I have been watching Reverse Missionaries on the good old BBC. I'm grateful that they have put such a program on particularly as the voice over is not disparaging. And it shows the impact of missionaries who followed Gods vision for them.
However, the beginning of each programme it shows a church that is defeatist. It won't work here! When we're gone there won't be a church!
I just wondered if this is what you see in your local churches.
Just had a quick peek on sample on YouTube. While I'm not from the UK, I actually don't doubt this is happening not just in the UK, but around the world.

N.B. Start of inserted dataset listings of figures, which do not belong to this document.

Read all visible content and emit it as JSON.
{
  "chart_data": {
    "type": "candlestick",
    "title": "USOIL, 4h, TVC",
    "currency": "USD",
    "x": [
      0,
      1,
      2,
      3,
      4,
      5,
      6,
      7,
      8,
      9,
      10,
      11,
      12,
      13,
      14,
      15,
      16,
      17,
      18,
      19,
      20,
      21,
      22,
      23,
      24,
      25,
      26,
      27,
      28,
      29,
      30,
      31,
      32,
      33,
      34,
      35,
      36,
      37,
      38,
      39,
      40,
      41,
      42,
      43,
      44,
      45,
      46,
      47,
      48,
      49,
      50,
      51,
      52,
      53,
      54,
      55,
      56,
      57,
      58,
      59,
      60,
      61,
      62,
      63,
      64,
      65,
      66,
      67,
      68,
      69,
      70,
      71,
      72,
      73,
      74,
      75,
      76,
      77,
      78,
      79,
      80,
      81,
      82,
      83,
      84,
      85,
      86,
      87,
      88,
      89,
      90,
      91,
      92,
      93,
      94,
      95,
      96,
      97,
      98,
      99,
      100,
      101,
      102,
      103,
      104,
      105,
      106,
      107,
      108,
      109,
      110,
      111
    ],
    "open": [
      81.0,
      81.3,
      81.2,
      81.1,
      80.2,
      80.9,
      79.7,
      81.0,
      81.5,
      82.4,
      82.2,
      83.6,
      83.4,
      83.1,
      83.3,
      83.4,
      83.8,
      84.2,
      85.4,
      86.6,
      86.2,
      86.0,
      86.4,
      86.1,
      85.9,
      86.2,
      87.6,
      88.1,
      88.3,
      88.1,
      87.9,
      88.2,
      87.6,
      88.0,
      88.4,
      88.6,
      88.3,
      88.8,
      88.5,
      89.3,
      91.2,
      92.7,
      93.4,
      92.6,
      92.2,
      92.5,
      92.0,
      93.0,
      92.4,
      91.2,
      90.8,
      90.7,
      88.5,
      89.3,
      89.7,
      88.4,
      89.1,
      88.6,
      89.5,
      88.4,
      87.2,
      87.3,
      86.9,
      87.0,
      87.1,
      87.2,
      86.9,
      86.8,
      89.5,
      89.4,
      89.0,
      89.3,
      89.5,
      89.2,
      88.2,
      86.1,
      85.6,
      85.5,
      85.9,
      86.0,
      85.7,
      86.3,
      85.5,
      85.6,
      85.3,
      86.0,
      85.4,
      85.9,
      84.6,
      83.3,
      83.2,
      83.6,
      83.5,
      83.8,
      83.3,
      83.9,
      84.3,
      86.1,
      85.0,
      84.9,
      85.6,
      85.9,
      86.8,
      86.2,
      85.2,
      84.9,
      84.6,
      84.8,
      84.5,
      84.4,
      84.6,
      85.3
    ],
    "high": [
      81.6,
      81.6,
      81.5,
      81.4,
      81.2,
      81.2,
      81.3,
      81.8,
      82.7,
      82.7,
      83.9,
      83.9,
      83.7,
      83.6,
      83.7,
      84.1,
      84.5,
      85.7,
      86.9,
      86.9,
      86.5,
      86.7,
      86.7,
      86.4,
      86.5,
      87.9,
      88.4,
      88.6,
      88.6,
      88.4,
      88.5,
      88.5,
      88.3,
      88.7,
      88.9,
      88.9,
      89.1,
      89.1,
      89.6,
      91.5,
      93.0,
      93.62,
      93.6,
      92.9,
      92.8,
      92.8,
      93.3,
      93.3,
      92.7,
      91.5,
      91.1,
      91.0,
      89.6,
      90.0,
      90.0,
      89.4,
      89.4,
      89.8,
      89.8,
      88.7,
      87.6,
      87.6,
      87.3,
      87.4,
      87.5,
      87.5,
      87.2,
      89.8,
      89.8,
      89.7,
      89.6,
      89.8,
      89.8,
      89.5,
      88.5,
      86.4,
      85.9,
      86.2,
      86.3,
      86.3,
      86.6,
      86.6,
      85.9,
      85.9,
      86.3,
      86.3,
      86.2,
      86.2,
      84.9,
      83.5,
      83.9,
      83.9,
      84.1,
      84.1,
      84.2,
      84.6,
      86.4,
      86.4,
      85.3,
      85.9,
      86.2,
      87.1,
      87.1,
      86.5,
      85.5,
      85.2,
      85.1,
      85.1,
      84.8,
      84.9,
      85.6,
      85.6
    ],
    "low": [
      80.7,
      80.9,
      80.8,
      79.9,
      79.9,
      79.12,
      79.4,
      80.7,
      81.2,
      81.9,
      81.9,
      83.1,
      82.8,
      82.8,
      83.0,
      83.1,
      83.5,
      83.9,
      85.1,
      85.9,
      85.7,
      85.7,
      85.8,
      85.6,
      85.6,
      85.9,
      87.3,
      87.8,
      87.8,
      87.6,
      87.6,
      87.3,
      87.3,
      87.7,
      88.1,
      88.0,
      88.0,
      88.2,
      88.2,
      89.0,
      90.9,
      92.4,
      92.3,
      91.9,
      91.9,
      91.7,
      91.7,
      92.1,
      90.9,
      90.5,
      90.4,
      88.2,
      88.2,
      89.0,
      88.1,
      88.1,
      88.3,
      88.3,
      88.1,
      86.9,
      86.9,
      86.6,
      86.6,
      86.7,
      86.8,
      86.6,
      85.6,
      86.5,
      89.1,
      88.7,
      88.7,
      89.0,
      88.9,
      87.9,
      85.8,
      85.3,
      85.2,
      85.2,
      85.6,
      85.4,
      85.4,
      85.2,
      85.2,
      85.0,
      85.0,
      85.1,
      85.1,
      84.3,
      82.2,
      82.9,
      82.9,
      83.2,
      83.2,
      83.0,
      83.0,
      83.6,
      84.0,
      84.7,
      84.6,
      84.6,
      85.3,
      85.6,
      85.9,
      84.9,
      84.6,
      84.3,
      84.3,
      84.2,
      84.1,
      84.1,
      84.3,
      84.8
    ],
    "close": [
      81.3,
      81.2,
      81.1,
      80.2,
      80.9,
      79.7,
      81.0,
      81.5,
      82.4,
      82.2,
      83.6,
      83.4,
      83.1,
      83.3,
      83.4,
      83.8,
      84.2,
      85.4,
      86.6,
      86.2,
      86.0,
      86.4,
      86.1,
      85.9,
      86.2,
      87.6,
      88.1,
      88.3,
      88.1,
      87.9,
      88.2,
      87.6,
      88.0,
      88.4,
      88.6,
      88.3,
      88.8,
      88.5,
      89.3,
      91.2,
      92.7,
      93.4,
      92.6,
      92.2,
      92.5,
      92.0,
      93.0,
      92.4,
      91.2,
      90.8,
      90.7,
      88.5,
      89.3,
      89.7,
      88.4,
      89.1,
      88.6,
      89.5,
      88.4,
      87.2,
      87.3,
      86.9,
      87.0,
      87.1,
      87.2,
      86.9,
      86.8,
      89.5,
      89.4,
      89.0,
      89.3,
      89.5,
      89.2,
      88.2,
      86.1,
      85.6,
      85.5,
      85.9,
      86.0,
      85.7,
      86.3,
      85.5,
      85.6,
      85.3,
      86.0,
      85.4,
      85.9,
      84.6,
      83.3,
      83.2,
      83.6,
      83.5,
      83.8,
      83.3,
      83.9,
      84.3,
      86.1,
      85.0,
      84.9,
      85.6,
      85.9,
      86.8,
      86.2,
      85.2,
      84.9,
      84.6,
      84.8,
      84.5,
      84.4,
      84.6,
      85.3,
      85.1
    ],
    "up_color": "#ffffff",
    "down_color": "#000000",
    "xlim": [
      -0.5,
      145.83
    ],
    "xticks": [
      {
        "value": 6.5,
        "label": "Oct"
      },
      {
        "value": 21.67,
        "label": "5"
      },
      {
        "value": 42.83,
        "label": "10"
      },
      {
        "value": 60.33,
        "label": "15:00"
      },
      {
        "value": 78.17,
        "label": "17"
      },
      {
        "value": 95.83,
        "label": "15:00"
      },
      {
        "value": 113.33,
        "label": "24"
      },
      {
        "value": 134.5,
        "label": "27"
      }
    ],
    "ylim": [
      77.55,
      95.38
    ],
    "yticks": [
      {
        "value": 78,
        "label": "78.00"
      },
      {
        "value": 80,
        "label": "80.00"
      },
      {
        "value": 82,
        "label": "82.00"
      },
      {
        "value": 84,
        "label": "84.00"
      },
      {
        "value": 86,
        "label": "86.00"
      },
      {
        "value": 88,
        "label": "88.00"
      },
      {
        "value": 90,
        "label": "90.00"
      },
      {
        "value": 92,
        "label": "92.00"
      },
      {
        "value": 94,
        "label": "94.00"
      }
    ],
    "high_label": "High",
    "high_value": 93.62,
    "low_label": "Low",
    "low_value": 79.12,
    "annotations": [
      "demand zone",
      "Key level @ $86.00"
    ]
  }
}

Here in Canada, I serve and attend an ethnic Baptist Church (Chinese). Way way back, many years ago the land which we built our church on was given to us for a $1 from our neighbor a establish Baptist Church, so we could build a building that would assist us with our ministry. It was an amazing gift, since in today's $ I don't we'd be able to afford this prime real-estate. Now fast forward about 25 years, we outgrew the land, so we bough two more small houses next, which we converted into Sunday school rooms, then later levels so we could expand our building. We now house 5 services split between English Speaking, Cantonese Speaking and Mandarin Speaking congregations. I think between all 3 congregations we probably have close to a 1,000 people come through our doors every Sunday.
However, unfortunately, the church next door is suffering. At the low point, I think they have barely double-digit for their single Sunday Server. The congregation was much like shot of small church in season 1, episode 1 where there were only one row of members, all very elderly. To be honest, it was a sad state, as the church was being rented out during the week to help offset costs, couldn't really afford a full-time minister and was in very realistic risk of being closed and sold off.
Over the last few years we've instituted a program where we've seeded few young families next store to offer a more permanent solution. That's very much a on-going process, but for the meantime, the talks of selling the church seems to have been put on hold.
However, while there are a lot of macro-reason why this might have happened to this once-thriving church, from what I've gathered, there are many micro-reasons why this happened here. The most crucial is that this church just didn't keep up with the times. They had a very strict policy of organ lead hymns and basically just never changed. Those who wanted change were forced to leave and look elsewhere. Eventually the core, which was the majority, never adapted and over time literally aged and went to be with the Lord.
It's all very sad. Churches need to stay relevant (be in the world), but not compromise (be of the world). I think that would apply anywhere in the world.